The scene eventually merged with water cooler chit-chat about UFOs, abductions and government conspiracies, all of which were a big part of the Shaver Mystery. Back in 1947, the Shaver Mystery was a bizarre topic of household conversation (probably at cocktail time). Today it’s obscure sci-fi history…though it is now being rediscovered by a new circle of oddity seekers and outsider art buffs (Here and Here – Bill). 

Lugosi Shines Again

From Cult Movie Press, here is the introduction to Vampire Over London by Frank Dello Stritto and Andi Brooks:

In 1931, Bela Lugosi became world famous playing Count Dracula in the now classic film.  He became forever linked to his great portrayal, and stereotyped as a movie monster and mad doctor.  He would never escape the shadow of Dracula.

“In 1951, with horror films out of fashion and 68 year-old Lugosi all but out of work, he and his wife Lillian went to England to star in a stage production of Dracula.  Their hope was to bring Dracula to London’s West End, in a revival that would propel Lugosi back to stardom.

“The story that grew around Lugosi’s 1951 Dracula told only of failure.  The production was allegedly under-funded, and run by amateurs who hoped Lugosi’s name alone would bring success.  After some clumsy delays, Dracula opened, flopped and closed.  Lugosi was never paid; and he and Lillian were stranded in England until the Mother Riley film gave him the cash to return home . . . 

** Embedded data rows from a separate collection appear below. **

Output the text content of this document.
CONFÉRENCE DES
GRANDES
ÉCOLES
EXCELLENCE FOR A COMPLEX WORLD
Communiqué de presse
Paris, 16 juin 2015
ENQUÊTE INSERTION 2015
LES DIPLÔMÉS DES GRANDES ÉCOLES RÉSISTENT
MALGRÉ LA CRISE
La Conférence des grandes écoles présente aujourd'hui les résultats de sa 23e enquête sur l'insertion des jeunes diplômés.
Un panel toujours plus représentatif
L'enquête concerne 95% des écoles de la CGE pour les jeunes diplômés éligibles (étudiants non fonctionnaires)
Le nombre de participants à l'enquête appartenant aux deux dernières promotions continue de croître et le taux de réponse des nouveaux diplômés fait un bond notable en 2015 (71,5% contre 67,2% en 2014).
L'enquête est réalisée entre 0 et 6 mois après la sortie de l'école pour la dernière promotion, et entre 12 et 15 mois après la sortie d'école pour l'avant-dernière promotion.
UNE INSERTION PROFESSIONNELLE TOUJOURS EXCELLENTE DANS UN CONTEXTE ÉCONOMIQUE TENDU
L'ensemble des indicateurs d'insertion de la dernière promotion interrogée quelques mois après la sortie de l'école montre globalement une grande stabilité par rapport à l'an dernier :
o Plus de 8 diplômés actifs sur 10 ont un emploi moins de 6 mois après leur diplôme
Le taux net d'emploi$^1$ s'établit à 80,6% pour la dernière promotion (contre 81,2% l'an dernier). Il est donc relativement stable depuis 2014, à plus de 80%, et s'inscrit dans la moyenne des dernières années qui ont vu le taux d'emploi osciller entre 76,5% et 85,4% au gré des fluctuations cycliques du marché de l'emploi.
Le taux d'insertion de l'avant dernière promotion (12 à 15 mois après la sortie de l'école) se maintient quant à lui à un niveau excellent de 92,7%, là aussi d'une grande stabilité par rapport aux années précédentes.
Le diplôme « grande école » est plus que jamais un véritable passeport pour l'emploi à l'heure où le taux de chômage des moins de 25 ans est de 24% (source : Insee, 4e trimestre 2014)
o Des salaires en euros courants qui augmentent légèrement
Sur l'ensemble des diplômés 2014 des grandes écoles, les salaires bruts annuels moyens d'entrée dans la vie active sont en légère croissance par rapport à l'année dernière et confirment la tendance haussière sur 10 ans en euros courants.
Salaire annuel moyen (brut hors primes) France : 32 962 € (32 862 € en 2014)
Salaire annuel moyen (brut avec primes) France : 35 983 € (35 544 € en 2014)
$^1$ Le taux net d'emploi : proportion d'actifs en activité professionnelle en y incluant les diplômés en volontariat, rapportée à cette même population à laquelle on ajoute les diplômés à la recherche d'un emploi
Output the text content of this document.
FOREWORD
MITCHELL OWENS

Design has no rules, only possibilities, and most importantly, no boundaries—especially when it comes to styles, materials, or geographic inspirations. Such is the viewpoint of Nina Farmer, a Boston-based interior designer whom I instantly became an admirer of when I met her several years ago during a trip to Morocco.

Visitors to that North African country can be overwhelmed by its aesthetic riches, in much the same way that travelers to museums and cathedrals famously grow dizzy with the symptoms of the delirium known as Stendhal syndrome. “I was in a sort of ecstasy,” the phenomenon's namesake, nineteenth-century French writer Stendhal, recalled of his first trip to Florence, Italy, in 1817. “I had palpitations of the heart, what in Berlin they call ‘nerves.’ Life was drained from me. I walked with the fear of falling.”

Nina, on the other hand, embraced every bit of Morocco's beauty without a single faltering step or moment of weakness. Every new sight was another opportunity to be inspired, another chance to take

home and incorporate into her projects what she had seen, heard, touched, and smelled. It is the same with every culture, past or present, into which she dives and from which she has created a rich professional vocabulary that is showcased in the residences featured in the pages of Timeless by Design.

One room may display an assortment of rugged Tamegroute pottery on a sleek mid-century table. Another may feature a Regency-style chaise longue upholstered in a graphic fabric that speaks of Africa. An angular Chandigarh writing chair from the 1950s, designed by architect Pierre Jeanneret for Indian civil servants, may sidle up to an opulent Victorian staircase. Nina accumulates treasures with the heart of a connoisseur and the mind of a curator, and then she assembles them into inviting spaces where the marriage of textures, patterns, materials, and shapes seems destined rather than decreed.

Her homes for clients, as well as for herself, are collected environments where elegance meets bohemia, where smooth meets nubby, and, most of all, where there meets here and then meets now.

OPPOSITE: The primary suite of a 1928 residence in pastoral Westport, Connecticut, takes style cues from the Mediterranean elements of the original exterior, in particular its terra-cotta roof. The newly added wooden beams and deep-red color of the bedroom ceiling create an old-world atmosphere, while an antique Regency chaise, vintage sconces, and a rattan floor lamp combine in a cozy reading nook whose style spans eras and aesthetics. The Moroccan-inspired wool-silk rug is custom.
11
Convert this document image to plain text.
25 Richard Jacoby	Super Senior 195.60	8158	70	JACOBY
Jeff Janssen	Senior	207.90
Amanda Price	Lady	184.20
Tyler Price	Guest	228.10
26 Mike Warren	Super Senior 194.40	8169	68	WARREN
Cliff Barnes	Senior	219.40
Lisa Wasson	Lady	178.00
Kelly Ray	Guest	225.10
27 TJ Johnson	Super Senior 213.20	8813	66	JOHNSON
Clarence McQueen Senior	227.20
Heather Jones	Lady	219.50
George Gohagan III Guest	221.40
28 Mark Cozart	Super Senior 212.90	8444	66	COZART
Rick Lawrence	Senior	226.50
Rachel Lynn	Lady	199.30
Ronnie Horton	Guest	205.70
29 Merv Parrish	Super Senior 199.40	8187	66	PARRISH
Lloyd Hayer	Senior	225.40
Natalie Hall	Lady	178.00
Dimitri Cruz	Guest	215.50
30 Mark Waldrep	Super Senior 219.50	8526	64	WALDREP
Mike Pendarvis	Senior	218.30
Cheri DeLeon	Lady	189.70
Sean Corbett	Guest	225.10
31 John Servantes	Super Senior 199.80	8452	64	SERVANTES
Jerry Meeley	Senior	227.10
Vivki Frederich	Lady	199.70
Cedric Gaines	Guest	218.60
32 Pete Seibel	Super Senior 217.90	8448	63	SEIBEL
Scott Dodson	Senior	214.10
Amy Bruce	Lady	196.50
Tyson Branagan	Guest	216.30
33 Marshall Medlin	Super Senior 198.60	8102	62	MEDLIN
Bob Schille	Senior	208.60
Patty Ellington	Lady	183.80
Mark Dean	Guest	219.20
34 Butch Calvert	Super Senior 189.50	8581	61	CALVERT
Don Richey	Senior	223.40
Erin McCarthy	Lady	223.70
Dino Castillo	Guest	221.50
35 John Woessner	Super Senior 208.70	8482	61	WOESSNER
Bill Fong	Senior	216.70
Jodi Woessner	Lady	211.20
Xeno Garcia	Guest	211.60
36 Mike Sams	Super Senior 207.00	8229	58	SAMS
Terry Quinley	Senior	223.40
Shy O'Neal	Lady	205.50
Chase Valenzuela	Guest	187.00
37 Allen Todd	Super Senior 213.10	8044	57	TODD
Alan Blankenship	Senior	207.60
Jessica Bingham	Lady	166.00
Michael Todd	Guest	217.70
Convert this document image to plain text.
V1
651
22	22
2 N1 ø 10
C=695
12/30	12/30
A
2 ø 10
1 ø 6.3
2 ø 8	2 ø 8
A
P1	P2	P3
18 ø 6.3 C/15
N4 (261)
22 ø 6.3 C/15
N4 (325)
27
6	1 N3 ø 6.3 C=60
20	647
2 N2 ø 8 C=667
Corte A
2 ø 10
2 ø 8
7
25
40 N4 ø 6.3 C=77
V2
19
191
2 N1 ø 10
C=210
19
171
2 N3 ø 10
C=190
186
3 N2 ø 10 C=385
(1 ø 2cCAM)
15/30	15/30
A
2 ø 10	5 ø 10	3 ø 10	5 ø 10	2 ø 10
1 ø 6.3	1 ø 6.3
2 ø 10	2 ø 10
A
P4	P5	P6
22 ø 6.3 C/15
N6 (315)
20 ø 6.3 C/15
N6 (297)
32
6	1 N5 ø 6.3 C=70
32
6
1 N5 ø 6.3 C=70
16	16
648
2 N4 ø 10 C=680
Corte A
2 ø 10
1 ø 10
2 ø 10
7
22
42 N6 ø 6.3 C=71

“Not quite – for the myth did not match the few facts available.  Clippings files in libraries and private collections showed that the 1951 Dracula had played in various cities in Britain over many weeks.  Playbills turn up at memorabilia fairs, as do the postcard-size photo portraits, autographed in blood-red ink, that Bela handed out to his British fans.  Memoirs and histories of post-war British theatre mention the 1951 tour.”